Image registration is typically formulated as an optimization problem of the form

γ*= argmin γλ Reg [Φ1(γ)]+ Sim [I0Φ1(γ),I1]. (2.1)

Here, γ parameterizes the deformation, Φ, λ ≥ 0, Reg[·] is a penalty encouraging spatially regular deformations and Sim[·, ·] penalizes dissimilarities between two images (e.g., sum-of-squared differences, cross-correlation or mutual information [20]). For low-dimensional parameterizations of Φ, e.g., for affine or B-spline [36, 29] models, a regularizer may not be necessary. However, non-parametric registration models [30] represent deformations via displacement, velocity, or momentum vector fields and require regularization for a well-posed optimization problem.

In medical image analysis, diffeomorphic transformations, Φ, are often desirable to smoothly map between subjects or between subjects and an atlas space for local analyses. Diffeomorphisms can be guaranteed by estimating sufficiently smooth [14] static or time-varying velocity fields, v. The transformation is then obtained via time integration, i.e., of Φt(x, t) = v ○ Φ(x, t) (subscript t indicates a time derivative). Examples of such methods are the static velocity field (SVF) [42] and the large displacement diffeomorphic metric mapping (LDDMM) registration models [4, 44, 18, 1].

Non-parametric registration models require optimization over high-dimensional vector fields, often with millions of unknowns in 3D. Hence, numerical optimization can be slow. Recently, several approaches which learn a regression model to predict registration parameters from large sets of image pairs have emerged. Initial models based on deep learning [13, 24] were proposed to speed-up optical flow computations [22, 3, 8, 7, 49, 40]. Non-deep-learning approaches for the regression of registration parameters have also been studied [46, 45, 10, 9, 16]. These approaches typically have no guarantees on spatial regularity or may not straightforwardly extend to 3D image volumes due to memory constraints. Alternative approaches have been proposed which can register 3D images [35, 38, 12, 23, 2, 15] and assure diffeomorphisms [47, 48]. In these approaches, costly numerical optimization is only required during training of the regression model. Both end-to-end approaches [12, 23, 2, 15] and approaches requiring the desired registration parameters during training exist [47, 48, 35]. As end-to-end approaches differentiate through the transformation map, Φ, they were motivated by the spatial transformer work [25].

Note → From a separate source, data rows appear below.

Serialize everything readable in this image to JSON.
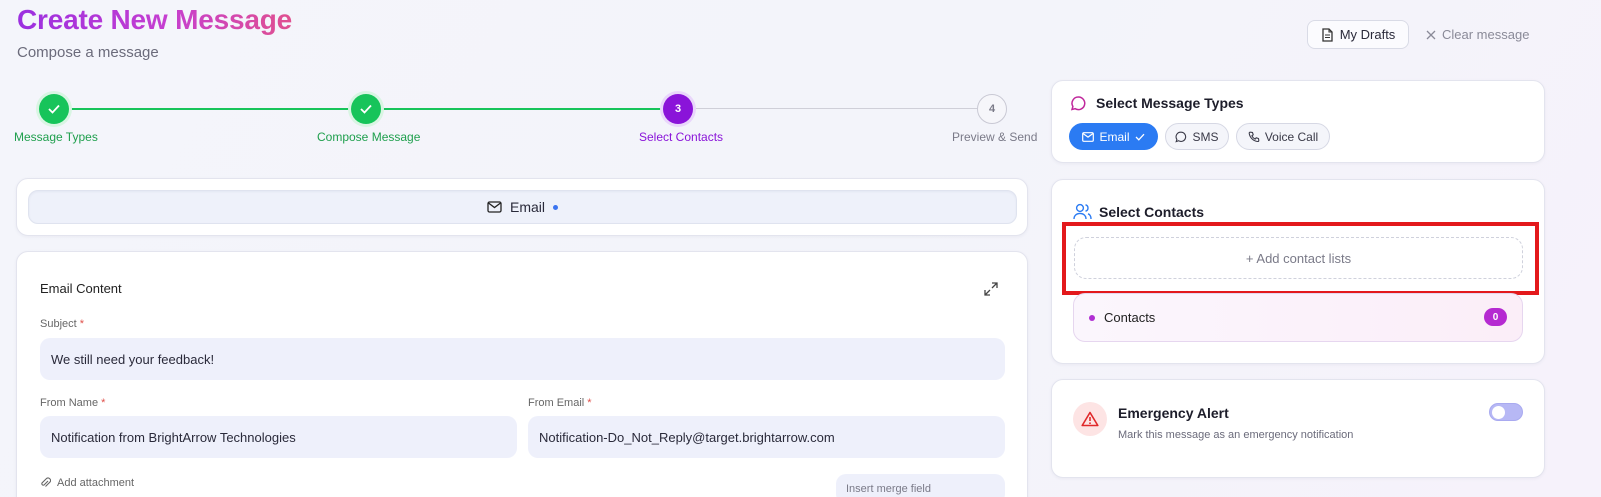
{
  "header": {
    "title": "Create New Message",
    "subtitle": "Compose a message",
    "drafts_label": "My Drafts",
    "clear_label": "Clear message"
  },
  "stepper": {
    "steps": [
      {
        "label": "Message Types",
        "number": "1",
        "status": "completed"
      },
      {
        "label": "Compose Message",
        "number": "2",
        "status": "completed"
      },
      {
        "label": "Select Contacts",
        "number": "3",
        "status": "active"
      },
      {
        "label": "Preview & Send",
        "number": "4",
        "status": "pending"
      }
    ]
  },
  "channel_tab": {
    "label": "Email"
  },
  "email_content": {
    "title": "Email Content",
    "subject_label": "Subject",
    "subject_value": "We still need your feedback!",
    "from_name_label": "From Name",
    "from_name_value": "Notification from BrightArrow Technologies",
    "from_email_label": "From Email",
    "from_email_value": "Notification-Do_Not_Reply@target.brightarrow.com",
    "required_mark": "*",
    "attachment_label": "Add attachment",
    "merge_field_placeholder": "Insert merge field"
  },
  "message_types": {
    "title": "Select Message Types",
    "options": [
      {
        "label": "Email",
        "selected": true
      },
      {
        "label": "SMS",
        "selected": false
      },
      {
        "label": "Voice Call",
        "selected": false
      }
    ]
  },
  "contacts": {
    "title": "Select Contacts",
    "add_label": "+ Add contact lists",
    "row_label": "Contacts",
    "count": "0"
  },
  "emergency": {
    "title": "Emergency Alert",
    "description": "Mark this message as an emergency notification",
    "enabled": false
  },
  "colors": {
    "accent_purple": "#8a14d9",
    "success_green": "#17c45a",
    "primary_blue": "#2b7bf3",
    "highlight_red": "#e3191c"
  }
}
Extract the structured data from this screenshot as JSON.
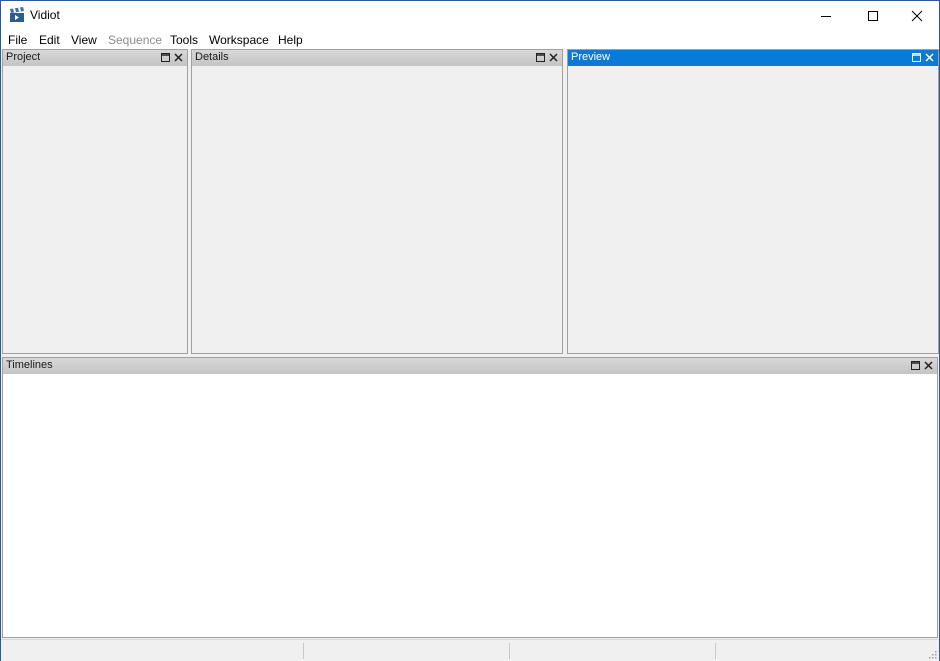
{
  "window": {
    "title": "Vidiot",
    "icon": "clapperboard-icon",
    "controls": {
      "minimize": "minimize-icon",
      "maximize": "maximize-icon",
      "close": "close-icon"
    }
  },
  "menubar": {
    "items": [
      {
        "label": "File",
        "enabled": true
      },
      {
        "label": "Edit",
        "enabled": true
      },
      {
        "label": "View",
        "enabled": true
      },
      {
        "label": "Sequence",
        "enabled": false
      },
      {
        "label": "Tools",
        "enabled": true
      },
      {
        "label": "Workspace",
        "enabled": true
      },
      {
        "label": "Help",
        "enabled": true
      }
    ]
  },
  "panels": {
    "project": {
      "title": "Project",
      "active": false
    },
    "details": {
      "title": "Details",
      "active": false
    },
    "preview": {
      "title": "Preview",
      "active": true
    },
    "timelines": {
      "title": "Timelines",
      "active": false
    }
  },
  "colors": {
    "active_header": "#0a7ad7",
    "inactive_header": "#cdcdcd",
    "window_border": "#2b579a"
  },
  "statusbar": {
    "fields": [
      "",
      "",
      "",
      ""
    ]
  }
}
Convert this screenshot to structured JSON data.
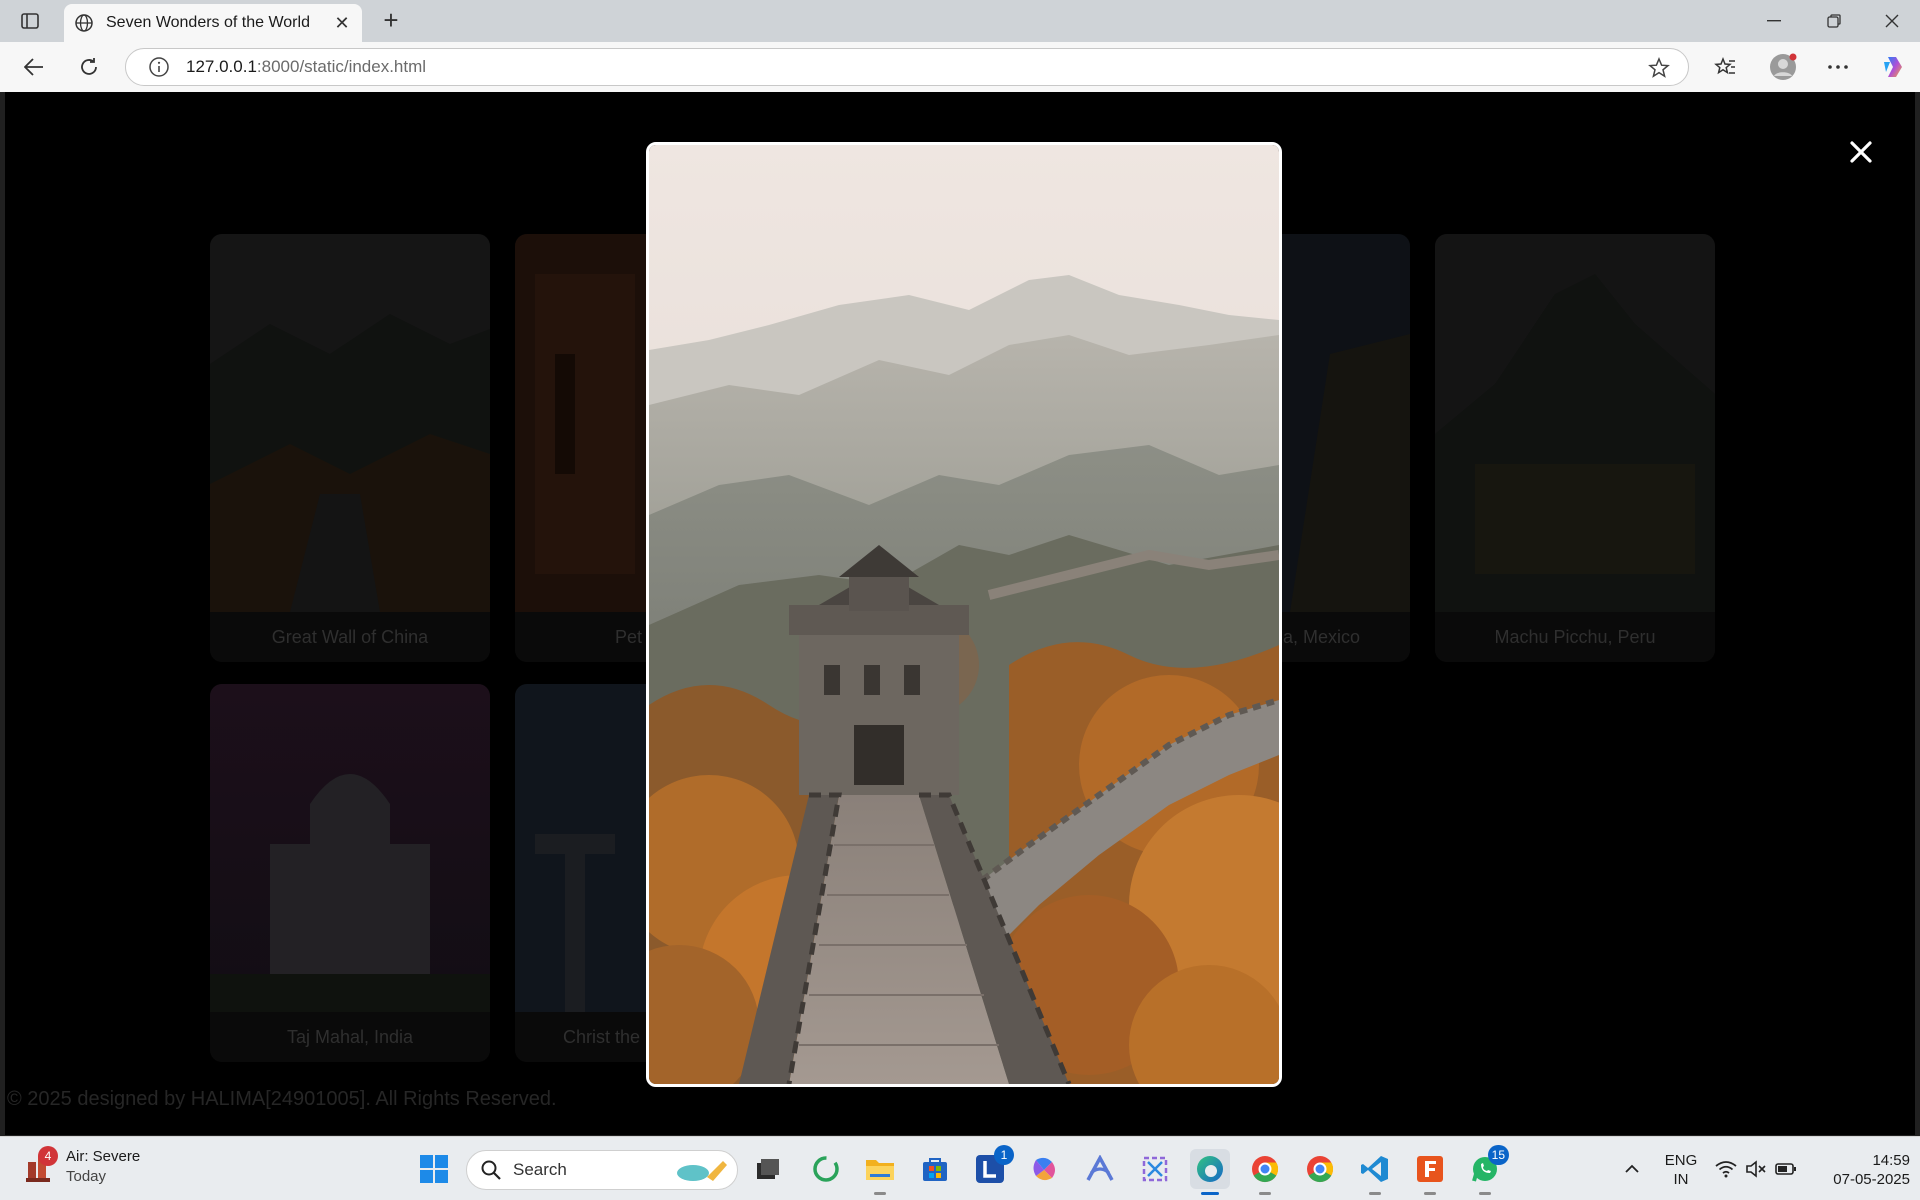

One of the main conceptual downsides of current regression approaches is that they either explicitly encode regularity when computing the registration parameters to obtain the training data [47, 48, 35], impose regularity as part of the loss [23, 2, 15] to avoid ill-posedness, or use low-dimensional parameterizations to assure regularity [38, 12]. Consequentially, these models do not estimate a deformation model from data, but instead impose it by choosing a regularizer. Ideally, one would like a registration model which (1) regularizes according to deformations present in data, (2) is fast to compute via regression and which (3) retains desirable theoretical properties of the registration model (e.g., guarantees diffeomorphisms) even when predicting registration parameters via regression.

Approaches which predict momentum fields [47, 48] are fast and can guarantee diffeomorphisms. Yet, no model exists which estimates a local spatial regularizer of a form that guarantees diffeomorphic transformations and that can be combined with a fast regression formulation. Our goal is to close this gap via a momentum-based registration variant. While we will not explore regressing the momentum parameterization here, such a formulation is expected to be straightforward, as our proposed model has a momentum-parameterization similar to what has already been used successfully for regression with a deep network [48].

2.1. Fluid-type registration algorithms

To capture large deformations and to guarantee diffeomorphic transformations, registration methods inspired by fluid mechanics have been highly successful, e.g., in neuroimaging [1]. Our model follows this approach. The map Φ is obtained via time-integration of a sought-for velocity field v(x, t). Specifically, Φt(x, t) = v(Φ(x, t), t),Φ(x, 0) = x. For sufficiently smooth (i.e., sufficiently regularized) velocity fields, v, one obtains diffeomorphisms [14]. The corresponding instance of Eq. (2.1) is

v*= argmin vλ01vL2dt+ Sim [I0Φ1(1),I1], s.t. Φt1+DΦ1v=0, and Φ1(0)=id.

Here, D denotes the Jacobian (of Φ−1), vL2=LLv,v is a spatial norm defined using the differential operator L and its adjoint L. A specific L implies an expected deformation model. In its simplest form, L is spatially-invariant and encodes a desired level of smoothness. As the vector-valued momentum, m, is given by m = LLv, one can write the norm as vL2=m,v.

In LDDMM [4], one seeks time-dependent vector fields v(x, t). A simpler, but less expressive, approach is to use stationary velocity fields (SVF), v(x), instead [35]. While SVF’s are optimized directly over the velocity field v, we propose a vector momentum SVF (vSVF) formulation, i.e.,

m*= argmin m0λm0,v0+ Sim [I0Φ1(1),I1]s.t. Φt1+DΦ1v=0 Φ1(0)=id, and v0=(LL)1m0, (2.2)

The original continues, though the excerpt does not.